The legislature contended that the use of EMTALA to compel emergency rooms in Idaho to perform abortions also violates the major questions doctrine, the idea that if Congress wants to give a federal agency the power to make decisions having a vast economic or political significance, it must say so directly. The law’s “spare directive” to emergency rooms to provide “stabilizing treatment” “does not convey clear authorization to regulate abortion in all 50 states,” the legislature suggested.
The Biden administration countered that EMTALA was not simply intended to ensure that patients with insurance and those without it receive the same treatment. Instead, U.S. Solicitor General Elizabeth Prelogar wrote, the law requires Medicare-funded hospitals to provide whatever treatment is required to stabilize a patient’s medical condition. And nothing in the law, Prelogar stressed, limits that treatment to treatment permitted by state law.

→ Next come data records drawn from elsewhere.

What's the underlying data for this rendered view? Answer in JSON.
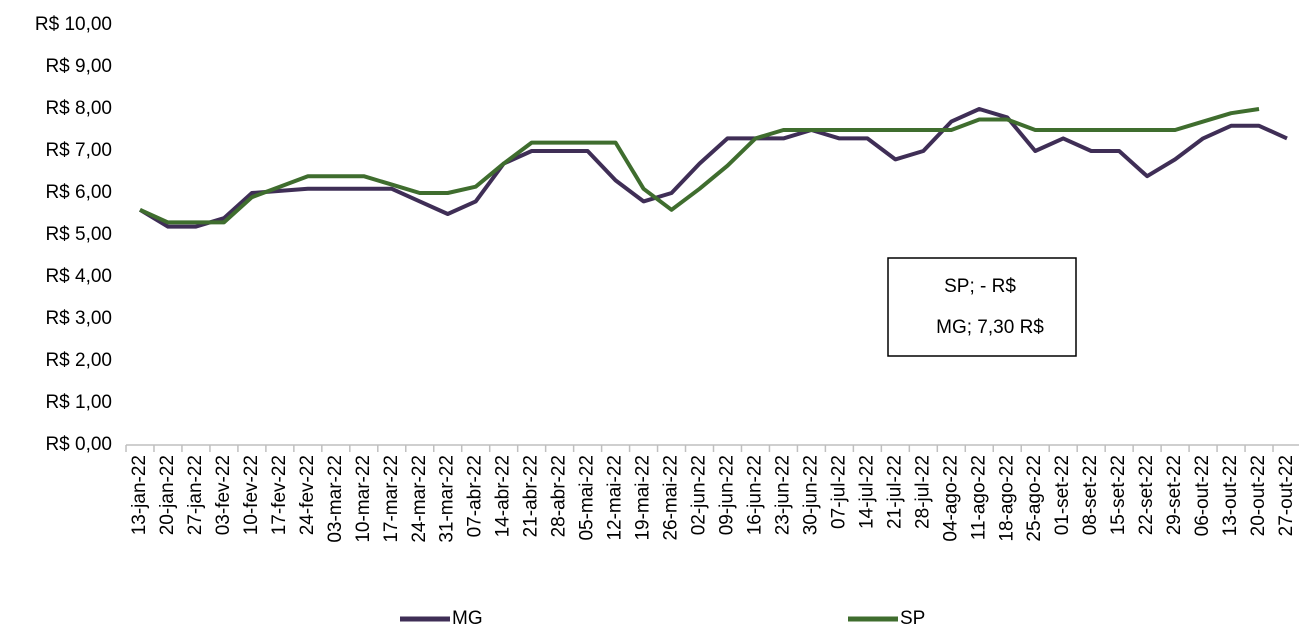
{
  "chart_data": {
    "type": "line",
    "categories": [
      "13-jan-22",
      "20-jan-22",
      "27-jan-22",
      "03-fev-22",
      "10-fev-22",
      "17-fev-22",
      "24-fev-22",
      "03-mar-22",
      "10-mar-22",
      "17-mar-22",
      "24-mar-22",
      "31-mar-22",
      "07-abr-22",
      "14-abr-22",
      "21-abr-22",
      "28-abr-22",
      "05-mai-22",
      "12-mai-22",
      "19-mai-22",
      "26-mai-22",
      "02-jun-22",
      "09-jun-22",
      "16-jun-22",
      "23-jun-22",
      "30-jun-22",
      "07-jul-22",
      "14-jul-22",
      "21-jul-22",
      "28-jul-22",
      "04-ago-22",
      "11-ago-22",
      "18-ago-22",
      "25-ago-22",
      "01-set-22",
      "08-set-22",
      "15-set-22",
      "22-set-22",
      "29-set-22",
      "06-out-22",
      "13-out-22",
      "20-out-22",
      "27-out-22"
    ],
    "series": [
      {
        "name": "MG",
        "color": "#3f2e56",
        "values": [
          5.6,
          5.2,
          5.2,
          5.4,
          6.0,
          6.05,
          6.1,
          6.1,
          6.1,
          6.1,
          5.8,
          5.5,
          5.8,
          6.7,
          7.0,
          7.0,
          7.0,
          6.3,
          5.8,
          6.0,
          6.7,
          7.3,
          7.3,
          7.3,
          7.5,
          7.3,
          7.3,
          6.8,
          7.0,
          7.7,
          8.0,
          7.8,
          7.0,
          7.3,
          7.0,
          7.0,
          6.4,
          6.8,
          7.3,
          7.6,
          7.6,
          7.3
        ]
      },
      {
        "name": "SP",
        "color": "#3f6d2e",
        "values": [
          5.6,
          5.3,
          5.3,
          5.3,
          5.9,
          6.15,
          6.4,
          6.4,
          6.4,
          6.2,
          6.0,
          6.0,
          6.15,
          6.7,
          7.2,
          7.2,
          7.2,
          7.2,
          6.1,
          5.6,
          6.1,
          6.65,
          7.3,
          7.5,
          7.5,
          7.5,
          7.5,
          7.5,
          7.5,
          7.5,
          7.75,
          7.75,
          7.5,
          7.5,
          7.5,
          7.5,
          7.5,
          7.5,
          7.7,
          7.9,
          8.0,
          null
        ]
      }
    ],
    "ylim": [
      0,
      10
    ],
    "yticks": [
      {
        "value": 0,
        "label": "R$ 0,00"
      },
      {
        "value": 1,
        "label": "R$ 1,00"
      },
      {
        "value": 2,
        "label": "R$ 2,00"
      },
      {
        "value": 3,
        "label": "R$ 3,00"
      },
      {
        "value": 4,
        "label": "R$ 4,00"
      },
      {
        "value": 5,
        "label": "R$ 5,00"
      },
      {
        "value": 6,
        "label": "R$ 6,00"
      },
      {
        "value": 7,
        "label": "R$ 7,00"
      },
      {
        "value": 8,
        "label": "R$ 8,00"
      },
      {
        "value": 9,
        "label": "R$ 9,00"
      },
      {
        "value": 10,
        "label": "R$ 10,00"
      }
    ],
    "annotations": [
      "SP; - R$",
      "MG; 7,30 R$"
    ],
    "grid": false
  }
}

The requests from Idaho and the legislature for the court to intervene had been fully briefed for over a month before the court acted. But earlier this week, the U.S. Court of Appeals for the 5th Circuit ruled in a similar case that EMTALA does not supersede abortion laws in Texas, increasing the likelihood that the Supreme Court would weigh in.
The case will be argued in late April, with a decision to follow by late June or early July.